论文总字数:43262字
摘 要
空气源热泵作为一种高效节能的制热技术在我国被广泛使用,但它在温度较低且湿度较大的冬季运行时,制热却效果衰减的很快,这主要是室外翅片管换热器表面结霜的原因。蒸发器的入口流量因为结霜而不断降低,换热器与空气之间由于霜的形成,换热热阻大幅增加,蒸发温度不断降低,最终使得热泵的供热能力大幅降低。本文将通过数值建模的方式研究结霜对于空气源热泵性能的影响并提出一种以最优性能为目标除霜启动控制策略。
本文利用Visual studio软件中的C 语言分别建立了压缩机、冷凝器、节流阀、蒸发器的热物理模型,并将其相互耦合得到空气源热泵的稳态仿真模型。在干球温度0℃,相对湿度80%的设计结霜工况下,通过数值模拟得到了在整个结霜过程中空气流量、结霜量、霜层厚度、蒸发/冷凝压力、吸/排气温度、压缩机功率、制热量、COP随结霜时间的变化规律。同时,改变室外环境参数,研究室外换热器进风温湿度对于机组结霜量、放热量以及COP的影响。以电加热除霜为基础,提出了空气源热泵的除霜运行周期,定义了评价机组在一个除霜周期内的性能系数COPc,得到了其在设计结霜工况下使性能系数最大的最佳除霜周期,并以此提出了空气源热泵相应的除霜启动控制策略。
关键词:空气源热泵、模型、结霜、除霜、控制
Abstract
Air source heat pump is widely used in China as a kind of energy-saving heating technology. However, the heat-generating effect of heat pump units operating in certain areas of low temperature and high humidity has not met expectations, and frost is the main culprit affecting its working efficiency. Frosting reduces the air flow at the inlet of the evaporator. Due to the formation of frost between the heat exchanger and the air, the thermal resistance of the heat exchanger is greatly increased, the evaporation temperature is continuously reduced, and the heat supply capacity of the heat pump is ultimately reduced.
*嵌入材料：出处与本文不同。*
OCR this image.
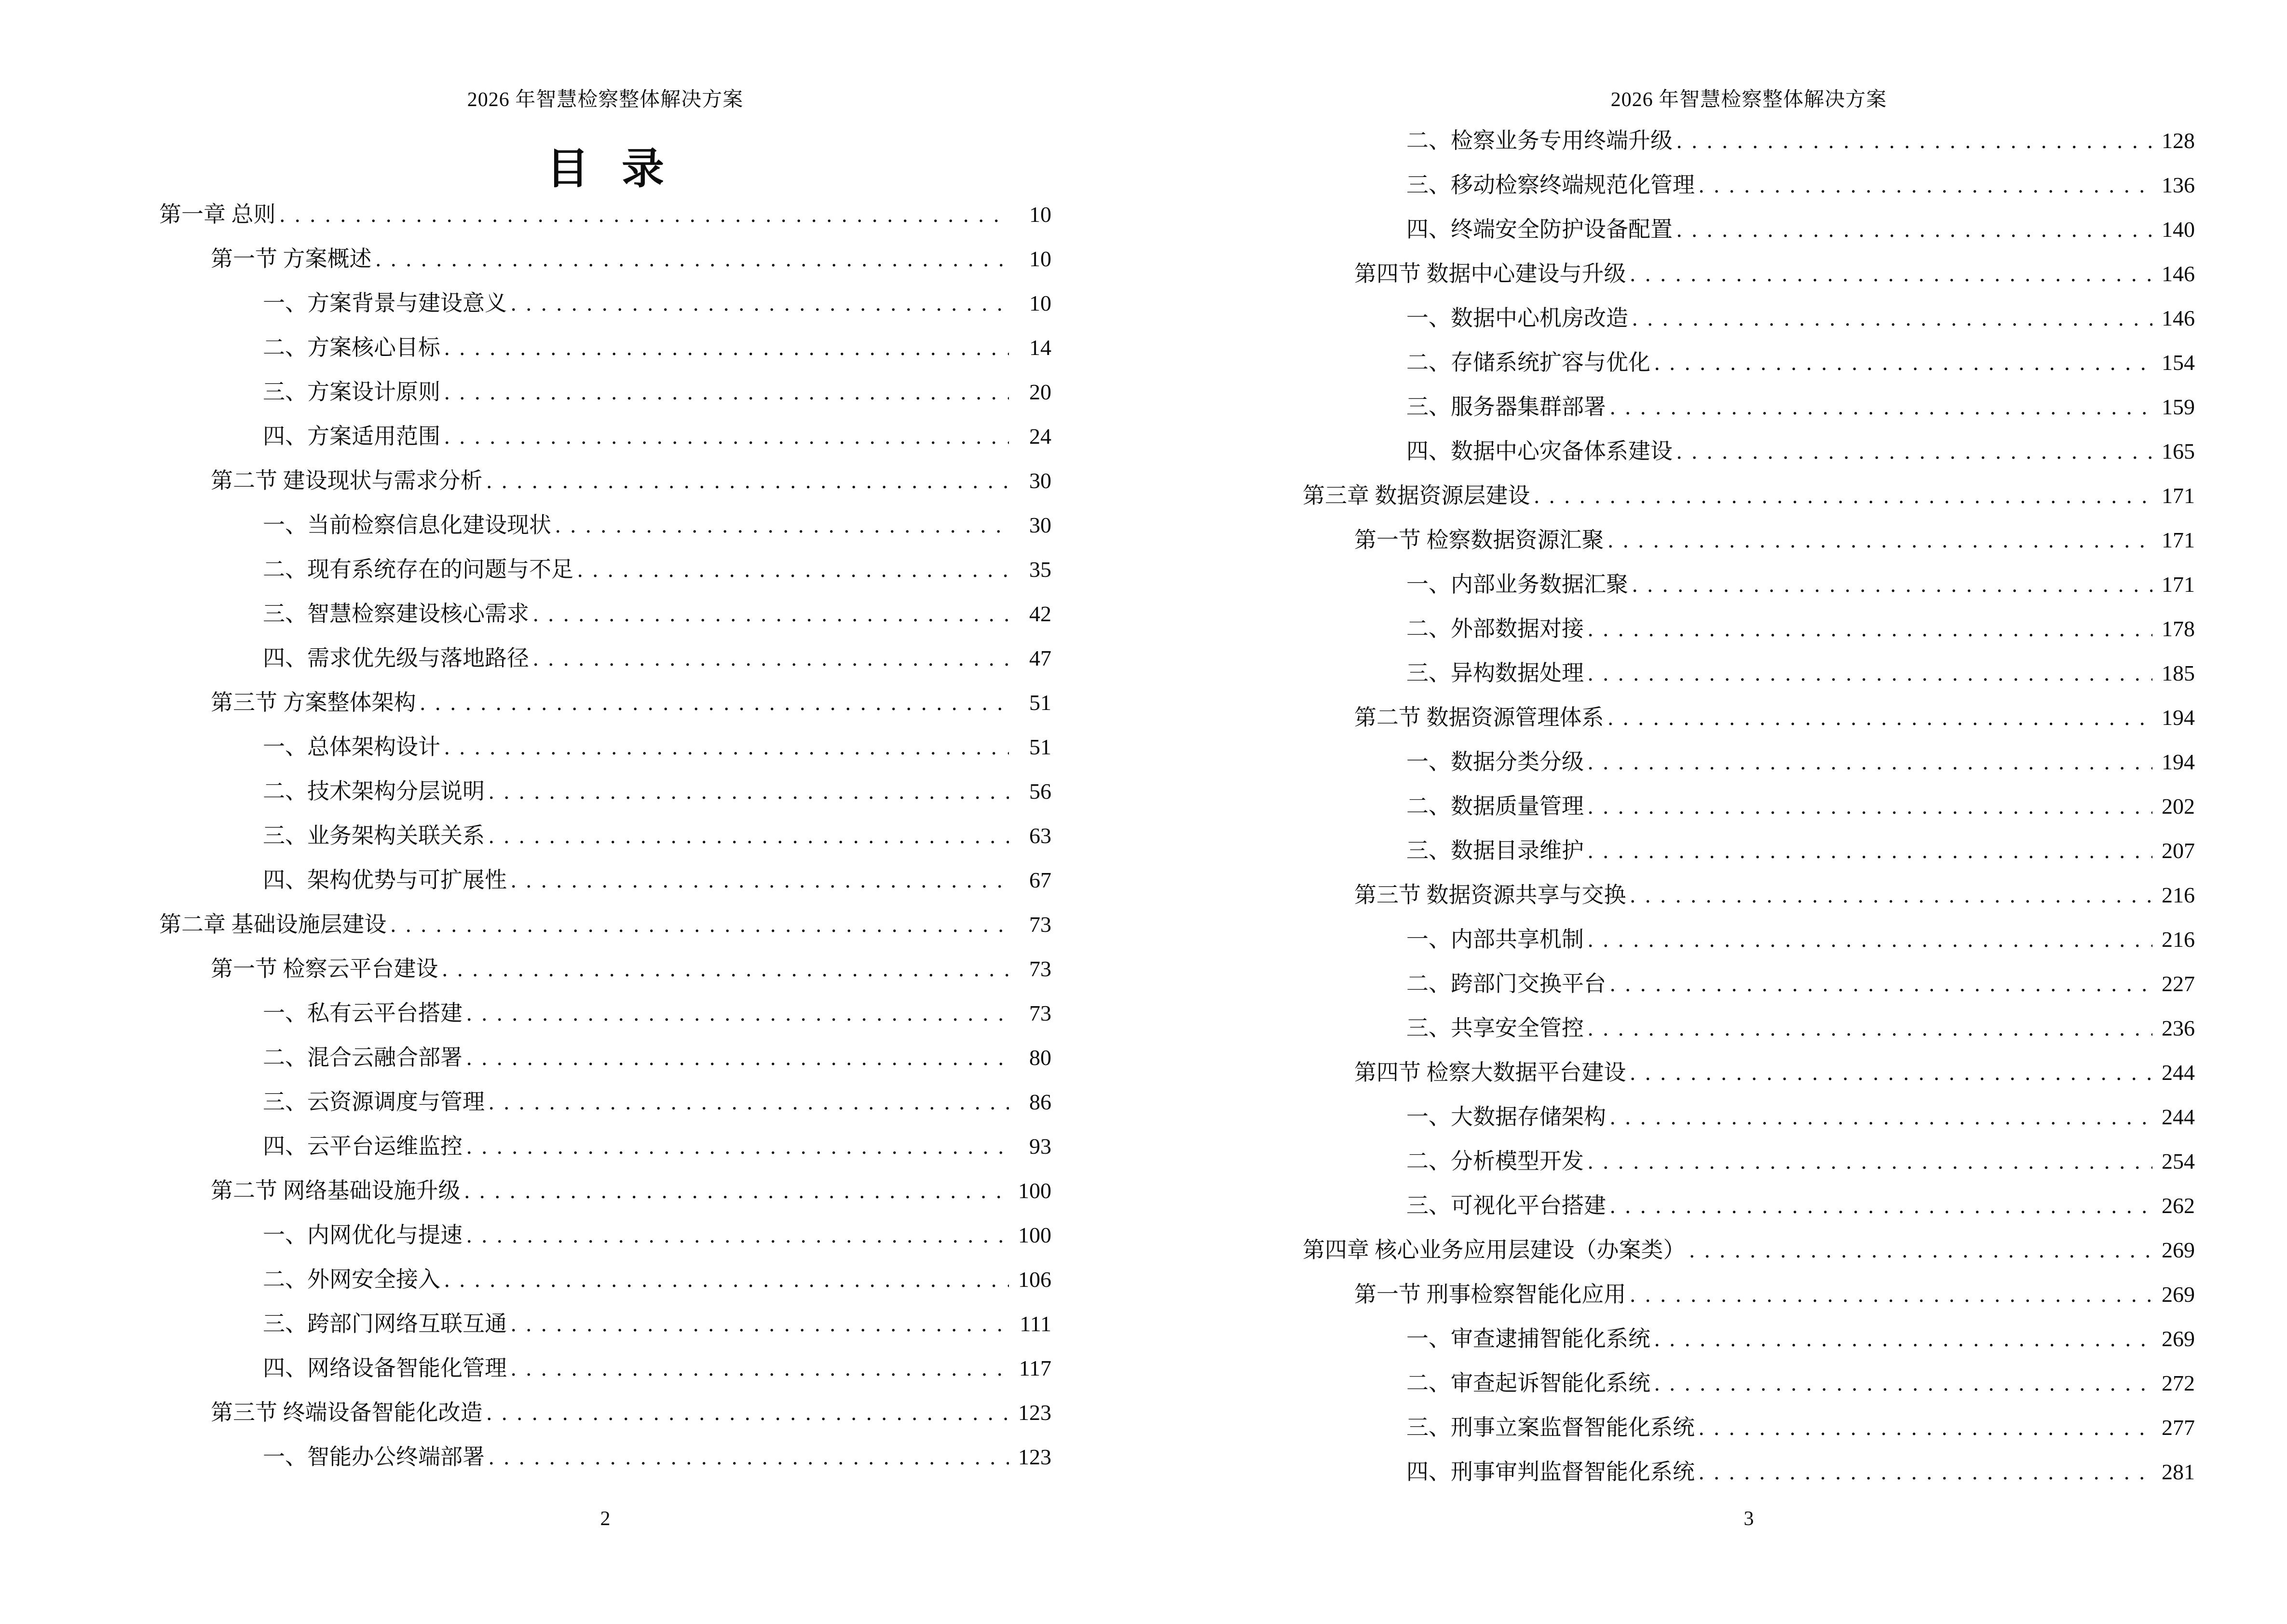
2026 年智慧检察整体解决方案
目 录
第一章 总则 .....	10
第一节 方案概述 .....	10
一、方案背景与建设意义 .....	10
二、方案核心目标 .....	14
三、方案设计原则 .....	20
四、方案适用范围 .....	24
第二节 建设现状与需求分析 .....	30
一、当前检察信息化建设现状 .....	30
二、现有系统存在的问题与不足 .....	35
三、智慧检察建设核心需求 .....	42
四、需求优先级与落地路径 .....	47
第三节 方案整体架构 .....	51
一、总体架构设计 .....	51
二、技术架构分层说明 .....	56
三、业务架构关联关系 .....	63
四、架构优势与可扩展性 .....	67
第二章 基础设施层建设 .....	73
第一节 检察云平台建设 .....	73
一、私有云平台搭建 .....	73
二、混合云融合部署 .....	80
三、云资源调度与管理 .....	86
四、云平台运维监控 .....	93
第二节 网络基础设施升级 .....	100
一、内网优化与提速 .....	100
二、外网安全接入 .....	106
三、跨部门网络互联互通 .....	111
四、网络设备智能化管理 .....	117
第三节 终端设备智能化改造 .....	123
一、智能办公终端部署 .....	123
2
2026 年智慧检察整体解决方案
二、检察业务专用终端升级 .....	128
三、移动检察终端规范化管理 .....	136
四、终端安全防护设备配置 .....	140
第四节 数据中心建设与升级 .....	146
一、数据中心机房改造 .....	146
二、存储系统扩容与优化 .....	154
三、服务器集群部署 .....	159
四、数据中心灾备体系建设 .....	165
第三章 数据资源层建设 .....	171
第一节 检察数据资源汇聚 .....	171
一、内部业务数据汇聚 .....	171
二、外部数据对接 .....	178
三、异构数据处理 .....	185
第二节 数据资源管理体系 .....	194
一、数据分类分级 .....	194
二、数据质量管理 .....	202
三、数据目录维护 .....	207
第三节 数据资源共享与交换 .....	216
一、内部共享机制 .....	216
二、跨部门交换平台 .....	227
三、共享安全管控 .....	236
第四节 检察大数据平台建设 .....	244
一、大数据存储架构 .....	244
二、分析模型开发 .....	254
三、可视化平台搭建 .....	262
第四章 核心业务应用层建设（办案类） .....	269
第一节 刑事检察智能化应用 .....	269
一、审查逮捕智能化系统 .....	269
二、审查起诉智能化系统 .....	272
三、刑事立案监督智能化系统 .....	277
四、刑事审判监督智能化系统 .....	281
3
In this paper, the thermal physics models of the compressor, condenser, throttle valve and evaporator were established by using the C element in the Visual studio software, and they were coupled to each other to obtain a steady-state physical model of the air source heat pump. In a standard frosting condition with a dry-bulb temperature of 0°C and a relative humidity of 80%, through numerical simulation, the trends of air flow, frost formation, frost layer thickness, evaporation/condensation pressure, suction/exhaust temperature, compressor power, heating capacity and COP with frosting time during the entire frosting process were obtained. At the same time, the outdoor environmental parameters were changed to investigate the influence of the outdoor heat exchanger inlet air temperature and humidity on the unit frost amount. Based on the electric heating defrost, the defrosting cycle of the air source heat pump is investigated and the performance coefficient COPc of the evaluation unit in a defrost cycle is defined. The optimal defrosting cycle with the largest coefficient of performance under standard frosting conditions was obtained, and the corresponding defrosting initiation control strategy of the air source heat pump was proposed.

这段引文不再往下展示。